Tuttavia, il nuovo pontificato tende a rinforzare la politica degli
Stati Uniti nel continente e sembra destinato a collocare un bastone
fra le ruote dell'integrazione regionale e ad isolare così Brasile e
Venezuela.
Quello
che è in gioco nel continente, quello che segnerà il suo futuro,
non è il destino dei curati pederasti, né la permanente diminuzione
della quantità di cattolici, né il matrimonio tra omosessuali, né
l'aborto, bensì l'affermazione del Sud America come un polo di
potere in un mondo sempre più caotico. Questo passa,
inevitabilmente, da un'integrazione orientata verso il Brasile in
base a due alleanze strategiche decisive con Argentina e Venezuela.
Il
capitale transnazionale fece tempo fa la sua scommessa per la
destabilizzazione dell'Argentina, obiettivo condiviso dalla Casa
Bianca. In questo caso non si tratta del petrolio come succede col
Venezuela, bensì di una lettura corretta da parte del potere
statunitense degli obiettivi tracciati dal Brasile per l'integrazione
regionale. Il punto nevralgico, come segnala il diplomatico Samuel
Pinheiro Guimaraes nel suo libro "Sfide brasiliane nell'era dei
giganti", è l'alleanza tra i due principali paesi della
regione, perché insieme hanno la capacità di trascinare tutto il
resto e di neutralizzare le ingerenze esterne.
Questo
punto l'ha compreso il presidente José Mujica che ha fatto sforzi
per allineare l'Uruguay nell'alleanza che oggi incarna il Mercosur.

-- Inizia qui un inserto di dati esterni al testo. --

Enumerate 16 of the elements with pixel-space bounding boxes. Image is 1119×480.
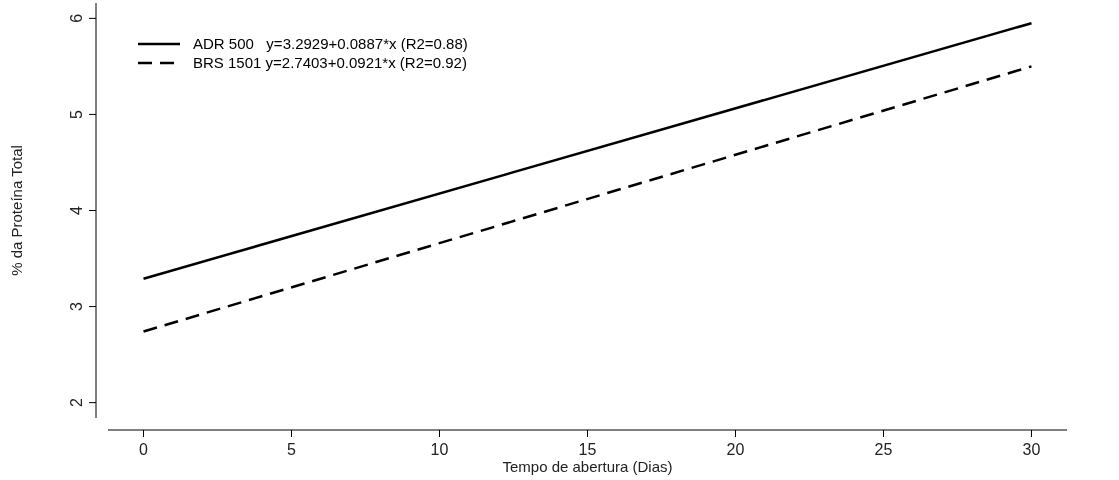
x-tick-label: 20	[726, 441, 745, 458]
legend-label: ADR 500 y=3.2929+0.0887*x (R2=0.88)	[193, 35, 468, 52]
y-tick-label: 5	[68, 109, 85, 119]
x-tick-label: 25	[874, 441, 893, 458]
x-tick-label: 5	[287, 441, 297, 458]
x-axis-title: Tempo de abertura (Dias)	[502, 458, 673, 475]
legend-label: BRS 1501 y=2.7403+0.0921*x (R2=0.92)	[193, 54, 467, 71]
y-tick-label: 2	[68, 398, 85, 408]
y-tick-label: 4	[68, 205, 85, 215]
y-tick-label: 3	[68, 302, 85, 312]
x-tick-label: 0	[139, 441, 149, 458]
x-tick-label: 10	[430, 441, 449, 458]
y-axis-title: % da Proteína Total	[8, 145, 25, 276]
x-tick-label: 15	[578, 441, 597, 458]
y-tick-label: 6	[68, 13, 85, 23]
x-tick-label: 30	[1022, 441, 1041, 458]
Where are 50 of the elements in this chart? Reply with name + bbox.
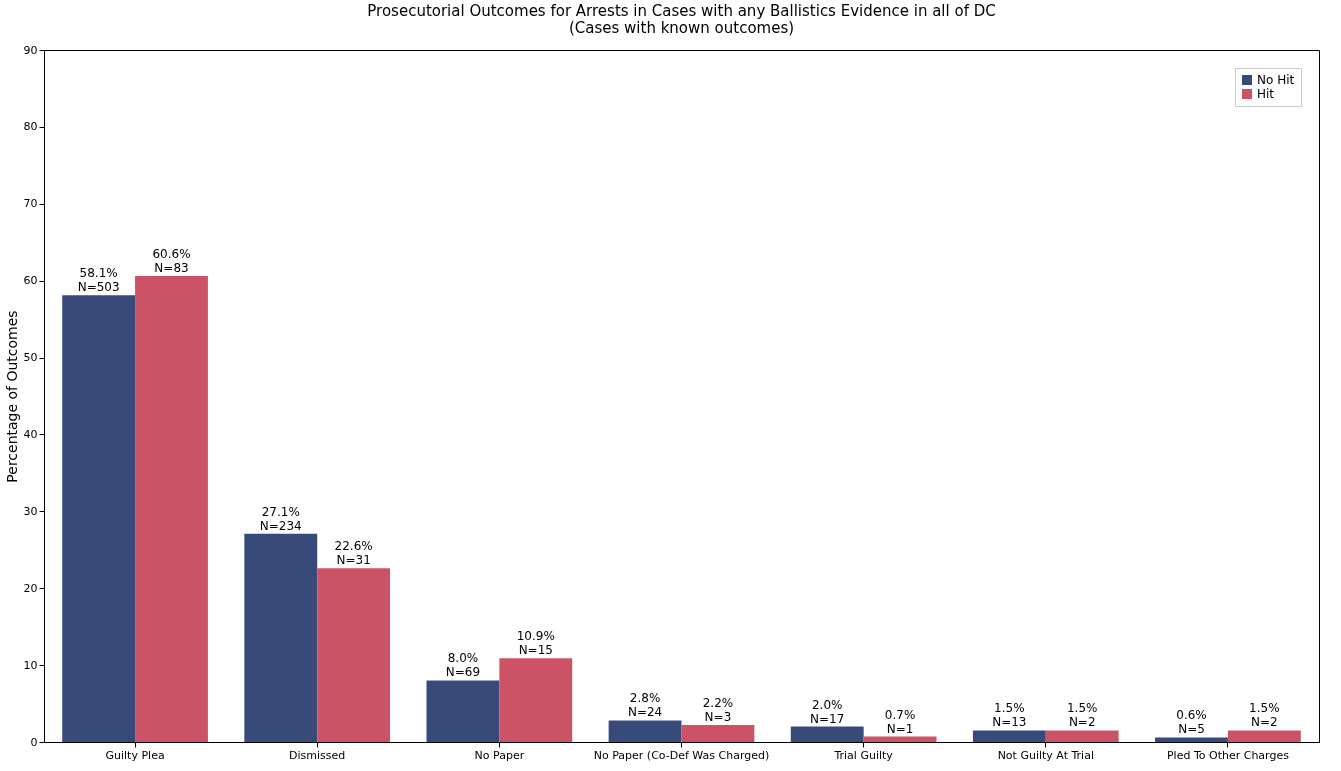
y-tick-label: 0 [30,735,38,749]
bar [135,276,208,742]
x-tick-label: Pled To Other Charges [1166,748,1290,762]
x-tick-label: Dismissed [289,748,346,762]
x-tick-label: No Paper [474,748,525,762]
x-tick-label: Trial Guilty [833,748,894,762]
data-label: 0.7% N=1 [884,707,916,736]
y-tick-label: 70 [23,197,38,211]
data-label: 2.0% N=17 [810,697,845,726]
chart-subtitle: (Cases with known outcomes) [568,19,795,37]
data-label: 10.9% N=15 [516,629,555,658]
data-label: 58.1% N=503 [77,266,120,295]
legend-label: No Hit [1257,73,1295,87]
data-label: 2.2% N=3 [702,696,734,725]
y-tick-label: 80 [23,120,38,134]
data-label: 22.6% N=31 [334,539,373,568]
data-label: 1.5% N=13 [992,701,1027,730]
y-tick-label: 40 [23,427,38,441]
data-label: 2.8% N=24 [627,691,663,720]
bar [790,726,864,742]
bar [863,736,937,742]
y-tick-label: 50 [23,351,38,365]
bar [681,725,755,742]
data-label: 8.0% N=69 [445,651,481,680]
y-tick-label: 60 [23,274,38,288]
bar [426,680,500,742]
x-tick-label: Guilty Plea [105,748,165,762]
chart-title: Prosecutorial Outcomes for Arrests in Cases with any Ballistics Evidence in all of DC [367,2,996,20]
bar [1045,730,1119,742]
y-axis-title: Percentage of Outcomes [3,310,20,483]
bar [1155,737,1228,742]
bar [62,295,136,742]
y-tick-label: 10 [23,658,38,672]
bar [317,568,391,742]
data-label: 27.1% N=234 [259,504,302,533]
legend-label: Hit [1257,87,1275,101]
data-label: 1.5% N=2 [1249,701,1280,730]
bar [499,658,573,742]
x-tick-label: Not Guilty At Trial [997,748,1094,762]
y-tick-label: 20 [23,581,38,595]
y-tick-label: 30 [23,504,38,518]
bar [972,730,1046,742]
bar [244,533,318,742]
data-label: 1.5% N=2 [1066,701,1098,730]
bar [608,720,682,742]
data-label: 60.6% N=83 [152,247,191,276]
y-tick-label: 90 [23,43,38,57]
data-label: 0.6% N=5 [1176,708,1207,737]
bar [1227,730,1301,742]
x-tick-label: No Paper (Co-Def Was Charged) [593,748,770,762]
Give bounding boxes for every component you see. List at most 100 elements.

L'ha capito anche la destra argentina che segue l'eco delle campane e
prevede che gli obiettivi di Bergoglio nella regione saranno simili a
quelli di Giovanni Paolo II con la caduta del comunismo. "L'impatto
che ha per un paese il fatto che un concittadino sia scelto sommo
pontefice non chiede dimostrazione. Basta ricordare quello che
significò l'incoronazione di Karol Wojtyla per la Polonia e, in
generale, per il socialismo reale. Uno tsunami", scrisse su La
Nación
l'editorialista Carlos Pagni, un estremista di destra che fu accusato
dalla Delegazione Argentina delle Associazioni Israelite (DAIA) di
rappresentare "una chiara espressione antisemita associabile
alla peggiore tradizione dei nazismi" a causa di un articolo nel
quale alludeva alla discendenza ebrea di un alto funzionario
governativo.
Il
nuovo papa è nelle condizioni di dare alla destra argentina la
legittimità popolare ed istituzionale che non ha mai avuto, in un
momento decisivo per il continente, quando l'ultima scommessa di
Washington per recuperare protagonismo, l'Alleanza del Pacifico,
naufraga senza rotta. Il suo pontificato non inciderà solo sul suo
paese natale; aspira ad avere influenza su tutto il continente. Uno
dei primi viaggi di Francesco I sarà in Brasile in luglio, ma può
trasformarsi in un tour continentale. E' il momento di valutare la
strategia del Vaticano in questo periodo di transizione egemonica.
Raúl
Zibechi, giornalista uruguaiano, scrive in Brecha e La Jornada ed è
collaboratore di ALAI.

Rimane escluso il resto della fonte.